TOP 3 MUST-HAVE SKILLS

1. Demonstrated experience leading clinical research projects end-to-end with hands-on RWD—including EHR and payor databases (CMS, PINC AI, Optum, etc.).
2. Outstanding project management ability in medical device clinical research.
3. Excellent communication, leadership, and problem-solving skills.

ABOUT THE ROLE

Seeking an experienced Clinical Research Project Manager to lead and deliver clinical research projects—including Post Market Clinical Follow-up (PMCF)—focused on peripheral vascular devices.
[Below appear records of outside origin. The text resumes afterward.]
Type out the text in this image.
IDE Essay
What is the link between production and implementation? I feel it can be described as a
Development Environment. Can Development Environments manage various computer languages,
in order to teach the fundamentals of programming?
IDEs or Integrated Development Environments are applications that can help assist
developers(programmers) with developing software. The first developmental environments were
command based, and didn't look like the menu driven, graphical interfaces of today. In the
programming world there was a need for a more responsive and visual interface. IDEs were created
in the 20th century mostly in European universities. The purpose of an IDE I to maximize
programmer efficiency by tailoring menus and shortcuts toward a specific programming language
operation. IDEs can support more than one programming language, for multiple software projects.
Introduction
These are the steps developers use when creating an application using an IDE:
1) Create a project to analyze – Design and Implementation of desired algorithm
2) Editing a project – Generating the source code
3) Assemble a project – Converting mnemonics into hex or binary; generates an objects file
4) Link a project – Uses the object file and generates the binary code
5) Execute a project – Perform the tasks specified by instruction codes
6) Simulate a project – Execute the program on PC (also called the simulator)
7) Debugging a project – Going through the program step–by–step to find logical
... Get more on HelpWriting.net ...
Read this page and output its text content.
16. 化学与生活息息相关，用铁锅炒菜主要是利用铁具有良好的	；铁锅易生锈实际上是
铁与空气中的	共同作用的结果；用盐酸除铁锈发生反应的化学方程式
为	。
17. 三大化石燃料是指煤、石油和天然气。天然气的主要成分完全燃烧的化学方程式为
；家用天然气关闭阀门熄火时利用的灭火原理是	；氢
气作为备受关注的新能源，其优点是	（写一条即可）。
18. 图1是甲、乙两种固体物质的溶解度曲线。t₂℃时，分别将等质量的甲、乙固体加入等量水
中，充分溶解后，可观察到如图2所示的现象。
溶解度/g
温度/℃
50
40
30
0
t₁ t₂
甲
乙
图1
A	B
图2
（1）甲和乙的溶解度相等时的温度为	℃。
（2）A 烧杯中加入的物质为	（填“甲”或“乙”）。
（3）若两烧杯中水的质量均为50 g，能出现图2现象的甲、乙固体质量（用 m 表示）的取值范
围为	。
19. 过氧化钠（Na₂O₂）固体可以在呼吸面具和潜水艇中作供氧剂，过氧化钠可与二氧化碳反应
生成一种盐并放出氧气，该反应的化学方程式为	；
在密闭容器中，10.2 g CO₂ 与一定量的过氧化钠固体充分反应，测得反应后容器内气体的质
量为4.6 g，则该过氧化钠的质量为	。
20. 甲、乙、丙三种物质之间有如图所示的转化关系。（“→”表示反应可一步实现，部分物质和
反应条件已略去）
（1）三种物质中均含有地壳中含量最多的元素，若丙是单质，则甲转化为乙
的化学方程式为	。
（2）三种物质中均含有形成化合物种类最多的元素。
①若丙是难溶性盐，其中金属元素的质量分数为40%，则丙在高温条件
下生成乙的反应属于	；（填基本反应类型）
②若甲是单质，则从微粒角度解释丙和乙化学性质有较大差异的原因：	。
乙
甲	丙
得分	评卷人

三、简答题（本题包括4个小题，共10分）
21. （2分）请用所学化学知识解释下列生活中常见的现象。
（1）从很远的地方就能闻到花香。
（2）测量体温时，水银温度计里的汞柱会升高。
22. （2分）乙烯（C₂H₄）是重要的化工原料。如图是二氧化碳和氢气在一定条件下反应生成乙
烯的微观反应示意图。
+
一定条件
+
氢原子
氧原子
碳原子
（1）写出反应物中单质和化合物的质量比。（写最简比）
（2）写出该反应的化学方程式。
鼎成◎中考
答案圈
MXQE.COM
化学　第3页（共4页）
Candidates must have substantial and hands-on experience with Real-World Data (RWD) from sources such as Electronic Health Records (EHR) and major payor databases (CMS, PINC AI, Optum, etc.).

KEY RESPONSIBILITIES

· Lead planning, execution, and completion of clinical research and PMCF projects for peripheral vascular devices, including retrospective chart reviews, health care provider surveys, registries, and data analyses.
· Own the data collection plan, design robust protocols, and ensure alignment with regulatory/business objectives for peripheral vascular patient populations.
· Develop case report forms (CRFs), clinical survey questionnaires, and oversee the implementation of data capture tools and workflow optimization.
· Oversee project constraints—delivering on time, within scope/budget, and at desired quality; manage risk, issue resolution, change control, and benefits tracking.
· Ensure rigorous monitoring and query resolution for high-quality study results; prepare study reports in collaboration with cross-functional teams.
· Coordinate stakeholders, including regulatory, biostatistics, marketing, device experts, and vendors throughout the project lifecycle.
· Maintain compliance with EU MDR, ISO 14155, GCP, GDPR, and local privacy laws. Manage essential documentation via platforms like RAD and Veeva Vault.
· Support site/vendor management, including feasibility assessments, site selection, qualification, initiation, monitoring, and close-out.